Quelles mesures sont prises pour lutter contre les conséquences socioéconomiques de la COVID-19 au Sénégal ?

 

Dans sa volonté de contrer l’impact socioéconomique de la COVID-19 pour les personnes et les foyers, le Sénégal a mis en place un programme de résilience économique et social et a réservé un budget de 1 000 milliards de francs CFA (env. 1,5 milliard d’euros) afin de venir en aide aux secteurs économiques les plus touchés par la crise et d’apporter une aide alimentaire aux plus vulnérables.
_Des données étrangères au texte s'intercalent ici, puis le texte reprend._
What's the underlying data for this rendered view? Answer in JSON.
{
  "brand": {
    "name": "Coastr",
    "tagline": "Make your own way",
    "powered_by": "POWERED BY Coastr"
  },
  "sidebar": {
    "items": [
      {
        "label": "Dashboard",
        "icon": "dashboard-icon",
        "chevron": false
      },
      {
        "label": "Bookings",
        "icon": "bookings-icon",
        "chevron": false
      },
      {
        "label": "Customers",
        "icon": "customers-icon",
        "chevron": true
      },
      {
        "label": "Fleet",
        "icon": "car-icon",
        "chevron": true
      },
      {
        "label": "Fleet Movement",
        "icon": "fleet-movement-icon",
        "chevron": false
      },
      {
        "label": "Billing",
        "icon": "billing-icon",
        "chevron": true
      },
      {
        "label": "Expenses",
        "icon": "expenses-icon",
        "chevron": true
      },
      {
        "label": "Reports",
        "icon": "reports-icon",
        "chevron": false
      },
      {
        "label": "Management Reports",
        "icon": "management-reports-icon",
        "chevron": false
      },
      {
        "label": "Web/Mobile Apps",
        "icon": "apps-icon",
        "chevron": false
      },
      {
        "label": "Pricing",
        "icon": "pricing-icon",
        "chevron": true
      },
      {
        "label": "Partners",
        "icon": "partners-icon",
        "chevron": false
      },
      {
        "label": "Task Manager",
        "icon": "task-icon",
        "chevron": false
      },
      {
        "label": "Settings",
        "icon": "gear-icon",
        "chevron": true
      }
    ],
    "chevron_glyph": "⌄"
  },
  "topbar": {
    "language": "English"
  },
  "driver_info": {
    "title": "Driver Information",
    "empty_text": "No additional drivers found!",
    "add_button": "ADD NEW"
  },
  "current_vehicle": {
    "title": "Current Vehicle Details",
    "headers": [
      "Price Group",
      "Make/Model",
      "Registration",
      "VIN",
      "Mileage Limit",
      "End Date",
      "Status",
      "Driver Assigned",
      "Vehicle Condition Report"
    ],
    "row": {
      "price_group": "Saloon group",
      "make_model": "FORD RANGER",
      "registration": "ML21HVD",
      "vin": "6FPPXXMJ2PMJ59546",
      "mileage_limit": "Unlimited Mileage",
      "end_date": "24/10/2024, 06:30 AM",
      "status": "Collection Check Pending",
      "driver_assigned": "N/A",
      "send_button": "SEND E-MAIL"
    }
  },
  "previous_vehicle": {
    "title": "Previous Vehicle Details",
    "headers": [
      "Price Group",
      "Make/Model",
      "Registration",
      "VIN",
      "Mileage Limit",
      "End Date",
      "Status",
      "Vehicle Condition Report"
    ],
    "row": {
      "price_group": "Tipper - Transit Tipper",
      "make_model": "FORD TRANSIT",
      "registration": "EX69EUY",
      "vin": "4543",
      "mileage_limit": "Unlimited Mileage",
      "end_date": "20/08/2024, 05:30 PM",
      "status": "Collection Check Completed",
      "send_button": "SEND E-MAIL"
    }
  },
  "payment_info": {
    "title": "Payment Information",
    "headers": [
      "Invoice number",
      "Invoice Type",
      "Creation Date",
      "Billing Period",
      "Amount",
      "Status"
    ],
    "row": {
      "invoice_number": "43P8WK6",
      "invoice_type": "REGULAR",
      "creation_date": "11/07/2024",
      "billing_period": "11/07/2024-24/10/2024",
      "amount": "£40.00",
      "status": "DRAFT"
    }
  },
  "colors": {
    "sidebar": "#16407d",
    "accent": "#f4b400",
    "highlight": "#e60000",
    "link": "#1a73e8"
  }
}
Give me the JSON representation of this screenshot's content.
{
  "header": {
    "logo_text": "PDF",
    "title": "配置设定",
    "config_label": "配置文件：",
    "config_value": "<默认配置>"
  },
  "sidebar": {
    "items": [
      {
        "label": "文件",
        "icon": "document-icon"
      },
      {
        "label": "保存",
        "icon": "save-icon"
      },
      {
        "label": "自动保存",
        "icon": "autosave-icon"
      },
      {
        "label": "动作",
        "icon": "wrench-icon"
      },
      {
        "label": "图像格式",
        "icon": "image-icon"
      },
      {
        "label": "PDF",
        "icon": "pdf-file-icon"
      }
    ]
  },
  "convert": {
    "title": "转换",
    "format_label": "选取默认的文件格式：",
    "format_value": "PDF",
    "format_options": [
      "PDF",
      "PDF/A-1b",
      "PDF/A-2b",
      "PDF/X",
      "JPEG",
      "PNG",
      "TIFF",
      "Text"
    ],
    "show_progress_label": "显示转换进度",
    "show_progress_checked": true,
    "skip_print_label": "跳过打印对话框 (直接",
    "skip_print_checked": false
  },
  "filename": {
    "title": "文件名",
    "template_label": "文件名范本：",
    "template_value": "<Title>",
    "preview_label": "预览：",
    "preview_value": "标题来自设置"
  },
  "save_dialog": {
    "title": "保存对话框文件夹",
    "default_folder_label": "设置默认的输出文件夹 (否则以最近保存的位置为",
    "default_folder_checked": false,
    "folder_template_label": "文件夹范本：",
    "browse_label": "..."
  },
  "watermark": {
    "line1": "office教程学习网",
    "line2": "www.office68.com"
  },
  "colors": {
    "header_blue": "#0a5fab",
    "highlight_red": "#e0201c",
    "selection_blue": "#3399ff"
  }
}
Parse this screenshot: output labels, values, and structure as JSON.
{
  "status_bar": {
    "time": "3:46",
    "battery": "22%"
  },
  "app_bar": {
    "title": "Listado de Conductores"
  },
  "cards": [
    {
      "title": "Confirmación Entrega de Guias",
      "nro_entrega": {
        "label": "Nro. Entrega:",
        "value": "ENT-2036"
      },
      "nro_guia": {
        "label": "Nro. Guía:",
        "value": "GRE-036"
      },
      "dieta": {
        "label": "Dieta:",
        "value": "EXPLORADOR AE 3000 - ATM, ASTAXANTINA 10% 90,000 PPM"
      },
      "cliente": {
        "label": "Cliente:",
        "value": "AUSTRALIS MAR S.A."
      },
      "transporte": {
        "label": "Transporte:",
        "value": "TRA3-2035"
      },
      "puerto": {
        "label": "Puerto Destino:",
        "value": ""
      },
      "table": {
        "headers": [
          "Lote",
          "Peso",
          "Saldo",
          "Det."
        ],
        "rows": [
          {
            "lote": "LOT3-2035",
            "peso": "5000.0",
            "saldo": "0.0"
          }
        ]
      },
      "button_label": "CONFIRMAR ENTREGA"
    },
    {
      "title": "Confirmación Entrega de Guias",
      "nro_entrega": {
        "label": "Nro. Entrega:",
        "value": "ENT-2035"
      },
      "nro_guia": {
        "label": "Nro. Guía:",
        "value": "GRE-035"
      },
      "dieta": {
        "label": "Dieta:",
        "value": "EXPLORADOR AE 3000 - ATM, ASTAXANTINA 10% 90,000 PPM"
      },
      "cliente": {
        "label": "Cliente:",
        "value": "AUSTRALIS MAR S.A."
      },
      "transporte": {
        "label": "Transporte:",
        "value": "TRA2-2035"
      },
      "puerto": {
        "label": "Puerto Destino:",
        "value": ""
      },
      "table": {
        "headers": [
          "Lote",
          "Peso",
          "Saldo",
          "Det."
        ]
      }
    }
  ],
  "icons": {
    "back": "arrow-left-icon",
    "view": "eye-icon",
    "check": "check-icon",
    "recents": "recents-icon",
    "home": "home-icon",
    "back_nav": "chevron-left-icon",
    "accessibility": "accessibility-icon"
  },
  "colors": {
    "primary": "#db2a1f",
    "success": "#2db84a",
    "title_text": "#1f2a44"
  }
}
Au total, 59 milliards de francs CFA (env. 90 millions d’euros) ont été assignés à l’achat de vivres pour un million de foyers éligibles.

Le CNLS coopère en particulier avec l’ONU Femmes en vue d’augmenter la résilience des femmes vivant avec le VIH en leur distribuant de la nourriture et des kits d’hygiène.

 

De quelle manière la riposte à la COVID-19 du Sénégal répond-elle aux besoins spécifiques des personnes vivant avec le VIH ?

 

Le pays est en train de passer à la délivrance d’ordonnances correspondant à plusieurs mois de thérapie antirétrovirale, conformément à la ligne directrice de l’Organisation mondiale de la Santé, afin de répondre aux besoins identifiés par le réseau national de personnes vivant avec le VIH. Nous collaborons avec des prestataires de services et des communautés pour évaluer les besoins et éviter les ruptures de stock.  

Par ailleurs, le CNLS a mis en place un numéro vert pour les personnes vivant avec le VIH au Centre de traitement ambulatoire de Dakar. Il anime aussi un réseau sur WhatsApp regroupant l’ensemble des responsables de centres de soin de thérapie antirétrovirale et leur apporte des recommandations sur la manière d’adapter la fourniture de soins aux personnes vivant avec le VIH, y compris pour ce qui est de la délivrance de médicaments pour au moins trois mois de traitement contre le VIH.

 

Quel est le rôle des organisations communautaires ?

 

Les organisations et les réseaux communautaires sont depuis longtemps un pivot de la riposte au sida. Ils sont essentiels pour sensibiliser, informer, balayer les idées reçues et lutter contre les fausses informations, mais aussi pour fournir des services aux populations marginalisées et vulnérables.

Aujourd’hui plus que jamais, il faut soutenir les acteurs communautaires dans leurs efforts pour innover et pour être reconnus en tant que prestataires de services essentiels pour le VIH comme pour la COVID-19.

Les prestataires communautaires ont innové rapidement dans le contexte de la COVID-19 au Sénégal en adoptant un système de prise de rendez-vous qui limite le nombre de personnes présentes en même temps dans un établissement et en proposant des sessions de formation en ligne.

Le CNLS apporte à l’heure actuelle un soutien logistique aux personnes vivant avec le VIH pour la distribution d’antirétroviraux assurée par les communautés.

 

Le droit à l’information est inscrit dans la constitution du Sénégal. Quel est son rôle dans la prévention et la protection des épidémies ?

 

Le CNLS a rédigé et diffusé très rapidement des messages, des communiqués de presse et des bannières sur les réseaux sociaux afin d’attirer l’attention sur les mesures préventives à prendre contre la COVID-19, en particulier pour les personnes vivant avec le VIH. Nous avons également informé en temps réel les personnes séropositives concernant les nouvelles connaissances sur le VIH et la COVID-19.

Les informations ont été énoncées dans des termes simples et servent aussi à lutter contre les fausses informations/la désinformation qui peuvent entraver l’accès aux services de santé, y compris de vaccination, qui sont utiles pour préserver la santé des personnes, notamment des enfants vivant avec le VIH.